No eligió —fue entregada. Supe cada detalle de ese matrimonio arreglado porque mi padre estaba en la reunión cuando el Don tomó la decisión y yo escuché desde el pasillo sin que nadie supiera que estaba escuchando. Me quedé parado en ese pasillo con el corazón desmoronándose mientras el Don sellaba el destino de ella con la frialdad de quien mueve una pieza en un tablero.
Y Leon Ravelli, que nunca la había volteado a ver en su vida, iba a tener a Isabella Moretti.
Eso me destruyó por dentro de una manera que no tenía nombre bonito.
Mandé la rosa porque necesitaba que ella supiera. Necesitaba que entendiera que había alguien en el mundo que la veía de verdad, que la quería de verdad, que habría dado todo por ella si hubiera volteado en la dirección correcta una sola vez. Usé a Marcos para entregarla —mi amigo de la infancia, discreto, que iba con ella a los cursos de cocina y que haría cualquier cosa que yo le pidiera porque me debía un favor antiguo.
Era solo una flor. Era solo una nota.
Pero yo sabía lo que vendría después.
Conocía a Leon Ravelli. Conocía a la mafia. Sabía que en menos de veinticuatro horas Enzo estaría revisando las cámaras de la caseta, escaneando el rostro de Marcos, encontrando su nombre. Y Marcos —por más que yo lo quisiera, por más que fuera mi amigo desde niño— no aguantaría. No estaba hecho de ese material.
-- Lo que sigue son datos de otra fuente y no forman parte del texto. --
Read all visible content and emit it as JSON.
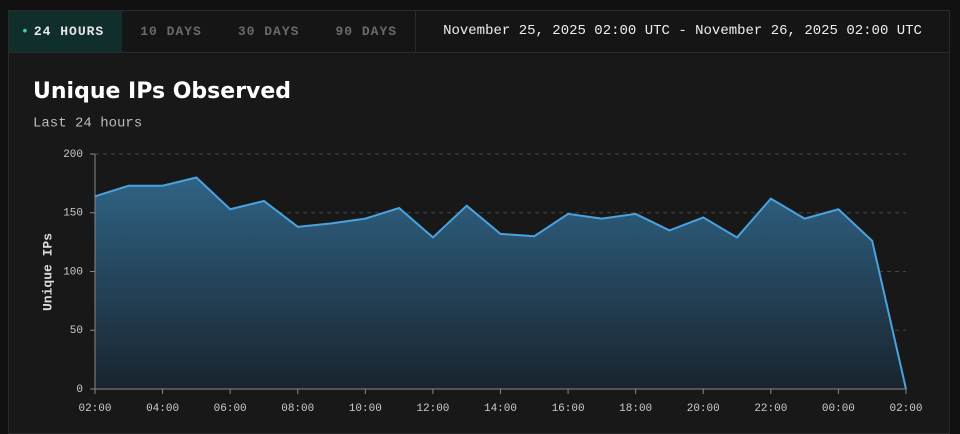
{
  "tabs": [
    {
      "label": "24 HOURS",
      "active": true
    },
    {
      "label": "10 DAYS",
      "active": false
    },
    {
      "label": "30 DAYS",
      "active": false
    },
    {
      "label": "90 DAYS",
      "active": false
    }
  ],
  "date_range": "November 25, 2025 02:00 UTC - November 26, 2025 02:00 UTC",
  "chart_data": {
    "type": "area",
    "title": "Unique IPs Observed",
    "subtitle": "Last 24 hours",
    "y_label": "Unique IPs",
    "categories": [
      "02:00",
      null,
      "04:00",
      null,
      "06:00",
      null,
      "08:00",
      null,
      "10:00",
      null,
      "12:00",
      null,
      "14:00",
      null,
      "16:00",
      null,
      "18:00",
      null,
      "20:00",
      null,
      "22:00",
      null,
      "00:00",
      null,
      "02:00"
    ],
    "values": [
      164,
      173,
      173,
      180,
      153,
      160,
      138,
      141,
      145,
      154,
      129,
      156,
      132,
      130,
      149,
      145,
      149,
      135,
      146,
      129,
      162,
      145,
      153,
      126,
      0
    ],
    "color": "#4aa3df",
    "ylim": [
      0,
      200
    ],
    "yticks": [
      0,
      50,
      100,
      150,
      200
    ],
    "grid": true
  }
}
Se derrumbaría en la primera hora de interrogatorio y soltaría todo, cada detalle, cada nombre, cada conversación que tuvimos.
Mi nombre.
No podía dejar que llegara a eso.
Le llamé a Marcos antes de que Enzo lo alcanzara. Le dije que necesitaba vernos, que era urgente, que había salido mal y necesitábamos hablar en persona. Vino sin sospechar nada porque era así —confiado, abierto, incapaz de imaginar que el amigo de veinte años pudiera ser aquello en lo que yo me estaba convirtiendo en ese momento.
Fueron varios disparos.
Rápido. Sin sufrimiento innecesario. Eso me lo concedí.
Me quedé mirando el cuerpo de Marcos por exactamente cinco segundos antes de guardar el arma y salir de ese lugar con el mismo paso controlado con el que había entrado. Me alejé antes de que algo empezara, antes de que alguien lo encontrara, antes de que alguna cámara me alcanzara.
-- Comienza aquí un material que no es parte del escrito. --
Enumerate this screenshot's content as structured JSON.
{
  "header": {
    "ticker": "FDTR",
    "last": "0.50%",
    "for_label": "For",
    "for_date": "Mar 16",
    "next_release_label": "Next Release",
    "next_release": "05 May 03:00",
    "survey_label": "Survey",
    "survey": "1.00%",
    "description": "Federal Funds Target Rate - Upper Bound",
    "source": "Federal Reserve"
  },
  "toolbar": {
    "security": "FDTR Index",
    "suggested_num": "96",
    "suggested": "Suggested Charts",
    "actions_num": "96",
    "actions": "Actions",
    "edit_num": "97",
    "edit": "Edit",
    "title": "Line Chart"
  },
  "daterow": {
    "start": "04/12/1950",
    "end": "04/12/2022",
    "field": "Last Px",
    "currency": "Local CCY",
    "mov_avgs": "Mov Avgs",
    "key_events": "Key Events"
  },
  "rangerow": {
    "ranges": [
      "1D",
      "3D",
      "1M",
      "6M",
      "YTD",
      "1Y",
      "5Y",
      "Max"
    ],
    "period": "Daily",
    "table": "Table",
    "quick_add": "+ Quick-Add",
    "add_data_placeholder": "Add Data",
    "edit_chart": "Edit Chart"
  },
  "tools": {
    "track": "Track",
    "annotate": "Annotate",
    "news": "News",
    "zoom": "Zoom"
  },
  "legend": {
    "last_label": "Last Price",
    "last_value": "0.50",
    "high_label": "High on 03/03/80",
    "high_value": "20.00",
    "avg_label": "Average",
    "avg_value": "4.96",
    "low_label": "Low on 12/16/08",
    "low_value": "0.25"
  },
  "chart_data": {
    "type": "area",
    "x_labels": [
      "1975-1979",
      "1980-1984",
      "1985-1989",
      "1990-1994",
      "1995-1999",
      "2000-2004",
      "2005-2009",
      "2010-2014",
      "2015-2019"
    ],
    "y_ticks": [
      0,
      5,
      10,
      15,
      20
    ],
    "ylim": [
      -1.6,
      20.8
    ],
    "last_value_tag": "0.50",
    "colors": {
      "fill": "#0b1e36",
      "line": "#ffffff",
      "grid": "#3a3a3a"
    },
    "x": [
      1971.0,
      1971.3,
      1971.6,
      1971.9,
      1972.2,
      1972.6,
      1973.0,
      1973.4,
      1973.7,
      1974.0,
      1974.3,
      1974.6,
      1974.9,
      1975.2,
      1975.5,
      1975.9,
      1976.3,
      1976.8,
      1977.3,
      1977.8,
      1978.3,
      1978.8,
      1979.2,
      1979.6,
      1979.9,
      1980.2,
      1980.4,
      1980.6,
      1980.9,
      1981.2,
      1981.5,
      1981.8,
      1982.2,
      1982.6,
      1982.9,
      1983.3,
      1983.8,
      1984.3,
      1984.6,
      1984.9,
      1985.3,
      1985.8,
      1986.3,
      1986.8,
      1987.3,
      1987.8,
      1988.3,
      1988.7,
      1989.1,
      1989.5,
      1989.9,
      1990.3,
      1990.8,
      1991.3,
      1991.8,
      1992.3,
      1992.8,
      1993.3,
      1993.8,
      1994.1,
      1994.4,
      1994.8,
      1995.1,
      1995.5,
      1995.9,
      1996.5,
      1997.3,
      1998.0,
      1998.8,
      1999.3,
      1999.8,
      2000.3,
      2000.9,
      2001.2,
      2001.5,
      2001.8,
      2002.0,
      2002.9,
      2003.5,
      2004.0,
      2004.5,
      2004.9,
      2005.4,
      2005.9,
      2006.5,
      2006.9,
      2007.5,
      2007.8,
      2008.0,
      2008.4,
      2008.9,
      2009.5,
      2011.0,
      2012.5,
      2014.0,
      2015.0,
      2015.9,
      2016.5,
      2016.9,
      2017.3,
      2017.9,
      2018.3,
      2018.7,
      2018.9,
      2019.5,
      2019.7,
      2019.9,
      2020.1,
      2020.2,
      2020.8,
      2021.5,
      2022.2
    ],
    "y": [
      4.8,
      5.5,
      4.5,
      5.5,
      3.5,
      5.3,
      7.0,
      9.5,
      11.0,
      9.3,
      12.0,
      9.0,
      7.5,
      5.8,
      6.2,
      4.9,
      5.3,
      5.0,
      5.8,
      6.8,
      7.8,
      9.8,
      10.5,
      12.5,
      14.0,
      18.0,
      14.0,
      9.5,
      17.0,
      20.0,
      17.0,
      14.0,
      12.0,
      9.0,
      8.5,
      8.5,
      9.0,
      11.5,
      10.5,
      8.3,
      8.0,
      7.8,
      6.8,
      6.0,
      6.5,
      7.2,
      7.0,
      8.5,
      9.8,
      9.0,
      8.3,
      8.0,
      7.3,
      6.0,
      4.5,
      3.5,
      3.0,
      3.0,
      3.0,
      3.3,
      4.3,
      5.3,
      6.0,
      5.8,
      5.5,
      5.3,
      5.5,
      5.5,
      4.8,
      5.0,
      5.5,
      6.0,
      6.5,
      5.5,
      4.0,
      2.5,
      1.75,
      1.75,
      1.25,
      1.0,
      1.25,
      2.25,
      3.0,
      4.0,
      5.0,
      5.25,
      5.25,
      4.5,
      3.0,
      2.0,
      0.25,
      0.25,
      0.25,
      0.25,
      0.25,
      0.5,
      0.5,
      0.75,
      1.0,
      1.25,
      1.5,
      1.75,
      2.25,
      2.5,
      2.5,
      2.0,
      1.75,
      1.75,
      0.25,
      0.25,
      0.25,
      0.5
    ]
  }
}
La mafia no llegaría a Marcos antes que yo.
Ya había llegado.
Fui más rápido.
Llegué a casa, me senté en el sillón de mi despacho y me quedé en silencio en la oscuridad por un largo rato. Esperando algo por dentro —culpa, remordimiento, cualquier rastro de aquel Giovanni de dieciséis años que se detuvo en el pasillo de la cafetería creyendo que había encontrado algo bonito.
No vino nada.
Y eso me dijo mucho sobre en lo que me había convertido sin darme cuenta.
El amor —si es que alguna vez fue amor de verdad— se había agriado a lo largo de años mezclado con la rabia, con la envidia que me daba vergüenza sentir pero sentía sin poder parar. Envidia de Leon Ravelli que la tenía sin quererla. Que dormía al lado de esa mujer todos los días sin merecer un segundo de su tiempo.
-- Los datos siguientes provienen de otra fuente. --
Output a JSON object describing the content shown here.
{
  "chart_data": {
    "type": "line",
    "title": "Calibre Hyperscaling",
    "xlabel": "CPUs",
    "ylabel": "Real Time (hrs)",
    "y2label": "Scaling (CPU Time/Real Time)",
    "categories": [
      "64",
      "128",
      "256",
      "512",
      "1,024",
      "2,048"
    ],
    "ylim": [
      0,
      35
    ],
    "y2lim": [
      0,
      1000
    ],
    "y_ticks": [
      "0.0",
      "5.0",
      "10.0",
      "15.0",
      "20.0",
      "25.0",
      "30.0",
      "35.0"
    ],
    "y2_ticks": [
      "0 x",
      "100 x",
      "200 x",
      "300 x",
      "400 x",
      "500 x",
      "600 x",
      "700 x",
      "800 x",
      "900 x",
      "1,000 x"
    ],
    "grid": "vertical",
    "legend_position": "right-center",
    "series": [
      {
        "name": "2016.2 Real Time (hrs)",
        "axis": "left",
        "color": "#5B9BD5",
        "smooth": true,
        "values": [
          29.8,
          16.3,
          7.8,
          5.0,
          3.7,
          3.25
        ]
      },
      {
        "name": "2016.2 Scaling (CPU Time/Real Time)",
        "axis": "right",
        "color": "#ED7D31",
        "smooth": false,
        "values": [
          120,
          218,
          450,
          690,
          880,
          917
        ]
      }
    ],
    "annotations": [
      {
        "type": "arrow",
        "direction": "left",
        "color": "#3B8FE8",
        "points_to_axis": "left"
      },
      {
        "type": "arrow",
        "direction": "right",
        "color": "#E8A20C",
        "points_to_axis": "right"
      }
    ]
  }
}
La amé de verdad una vez. Estoy casi seguro de eso.
Pero el amor que no es correspondido durante suficientes años se convierte en otra cosa. Se convierte en obsesión. Se convierte en esa posesividad enfermiza de algo que nunca fue tuyo. Se convierte en el odio específico que solo existe cuando alguien a quien deseabas termina en los brazos del hombre más equivocado del mundo y le sonríe de todos modos.
Y cuando cruzas el límite —cuando matas a tu propio amigo para proteger un plan, cuando te das cuenta de que no sientes nada después— ya no hay vuelta a ningún lugar bonito.
Solo queda lo que viene a continuación.
Isabella Moretti prefirió al monstruo.
Entonces que el monstruo la destruyera.
Yo me iba a encargar de eso. Iba a crear cada pieza, cada mentira, cada sombra de duda necesaria para hacer que Leon Ravelli creyera que ella lo estaba engañando. Iba a usar el propio sistema al que ella nunca pidió pertenecer para acabar con ella dentro de él.
Si no podía ser mía, que no fuera de nadie.
Prefería a Isabella muerta que sonriéndole en los brazos de ese hombre un solo día más.